M. A… soutient que :
En ce qui concerne les moyens communs soulevés à l’encontre des décisions attaquées :
- le signataire de ces décisions n’était compétent ;
- elles sont insuffisamment motivées ;
- le préfet de police de Paris n’a pas procédé à un examen sérieux et personnalisé de sa situation ;
- elles méconnaissent les dispositions de l’article L. 435-1 du code de l’entrée et du séjour des étrangers et du droit d’asile.
En ce qui concerne la décision portant refus d’admission au séjour :
- elle méconnaît les stipulations de l’article 8 de de la convention européenne de sauvegarde des droits de l’homme et des libertés fondamentales.
En ce qui concerne la décision portant obligation de quitter le territoire français :
- elle est illégale par voie de conséquence de l’illégalité de la décision lui refusant un titre de séjour ;
- elle est illégale dès lors qu’elle n’a pas été précédée d’une procédure contradictoire.
Le préfet de police de Paris, à qui la requête a été communiquée le 7 janvier 2026, n’a pas produit d’observation en défense.
Par ordonnance du 7 janvier 2026, la clôture d’instruction a été fixée au 24 février 2026 à 12 heures.
Vu les autres pièces du dossier.
Vu :
- la convention européenne de sauvegarde des droits de l’homme et des libertés fondamentales ;
- le code des relations entre le public et l’administration ;
- le code de l’entrée et du séjour des étrangers et du droit d’asile ;
- le code de justice administrative.
La présidente de la formation de jugement a dispensé le rapporteur public, sur sa proposition, de prononcer des conclusions à l’audience.
Les parties ont été régulièrement averties du jour de l’audience.
A été entendu au cours de l’audience publique le rapport de Mme Le Roux.
Considérant ce qui suit :
1. M. A…, ressortissant bangladais, né le 1er juillet 1988, est entré en France le 10 octobre 2019 selon ses déclarations.
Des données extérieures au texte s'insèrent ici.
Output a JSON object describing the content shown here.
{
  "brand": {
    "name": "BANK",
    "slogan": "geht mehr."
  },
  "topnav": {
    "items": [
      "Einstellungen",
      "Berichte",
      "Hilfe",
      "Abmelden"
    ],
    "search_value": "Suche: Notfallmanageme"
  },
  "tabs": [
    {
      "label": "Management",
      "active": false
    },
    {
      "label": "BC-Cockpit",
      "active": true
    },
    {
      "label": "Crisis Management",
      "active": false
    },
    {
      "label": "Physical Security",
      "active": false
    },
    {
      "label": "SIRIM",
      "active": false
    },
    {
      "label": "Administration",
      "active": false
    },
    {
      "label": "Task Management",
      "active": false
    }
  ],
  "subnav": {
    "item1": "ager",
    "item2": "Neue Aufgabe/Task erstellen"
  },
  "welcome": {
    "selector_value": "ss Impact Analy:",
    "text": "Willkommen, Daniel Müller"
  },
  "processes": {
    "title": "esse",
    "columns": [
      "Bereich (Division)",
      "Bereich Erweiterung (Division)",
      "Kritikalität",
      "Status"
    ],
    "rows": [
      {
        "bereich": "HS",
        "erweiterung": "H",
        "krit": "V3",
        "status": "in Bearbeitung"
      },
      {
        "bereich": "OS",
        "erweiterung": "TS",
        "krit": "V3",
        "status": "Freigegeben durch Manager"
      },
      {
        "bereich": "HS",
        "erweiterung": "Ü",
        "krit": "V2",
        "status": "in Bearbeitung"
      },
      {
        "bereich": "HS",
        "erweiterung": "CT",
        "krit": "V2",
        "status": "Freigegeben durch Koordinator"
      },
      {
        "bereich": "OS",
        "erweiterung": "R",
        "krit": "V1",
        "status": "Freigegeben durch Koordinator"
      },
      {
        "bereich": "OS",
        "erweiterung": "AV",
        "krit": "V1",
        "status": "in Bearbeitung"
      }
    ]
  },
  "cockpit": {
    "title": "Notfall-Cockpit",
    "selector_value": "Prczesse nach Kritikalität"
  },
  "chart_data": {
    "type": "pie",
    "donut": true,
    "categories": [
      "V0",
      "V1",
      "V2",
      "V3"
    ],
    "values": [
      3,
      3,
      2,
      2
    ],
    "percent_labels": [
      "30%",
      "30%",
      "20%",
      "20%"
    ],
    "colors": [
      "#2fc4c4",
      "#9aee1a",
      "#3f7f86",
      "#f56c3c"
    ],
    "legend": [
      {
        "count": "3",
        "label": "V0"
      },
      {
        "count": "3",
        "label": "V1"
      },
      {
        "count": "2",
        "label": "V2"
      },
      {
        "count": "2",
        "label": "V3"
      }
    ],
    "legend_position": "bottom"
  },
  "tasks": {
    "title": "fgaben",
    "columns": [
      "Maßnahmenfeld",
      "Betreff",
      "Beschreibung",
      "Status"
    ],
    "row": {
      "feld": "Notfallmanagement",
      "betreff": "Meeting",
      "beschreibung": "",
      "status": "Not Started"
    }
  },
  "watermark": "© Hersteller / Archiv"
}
Par une décision du 7 décembre 2020, l’Office français de protection des réfugiés et apatrides (OFPRA) a rejeté sa demande d’asile. Ce rejet a été confirmé par une décision de la Cour nationale du droit d’asile (CNDA) le 15 juillet 2021. Le 4 septembre 2025, M. A… a sollicité son admission exceptionnelle au séjour sur le fondement de l’article L. 435-1 du code de l’entrée et du séjour des étrangers et du droit d’asile. Par un arrêté du 10 novembre 2025, le préfet de police de Paris a refusé de lui délivrer un titre de séjour, l’a obligé à quitter le territoire français dans un délai de trente jours et a fixé le pays de destination. M. A… demande l’annulation de cet arrêté.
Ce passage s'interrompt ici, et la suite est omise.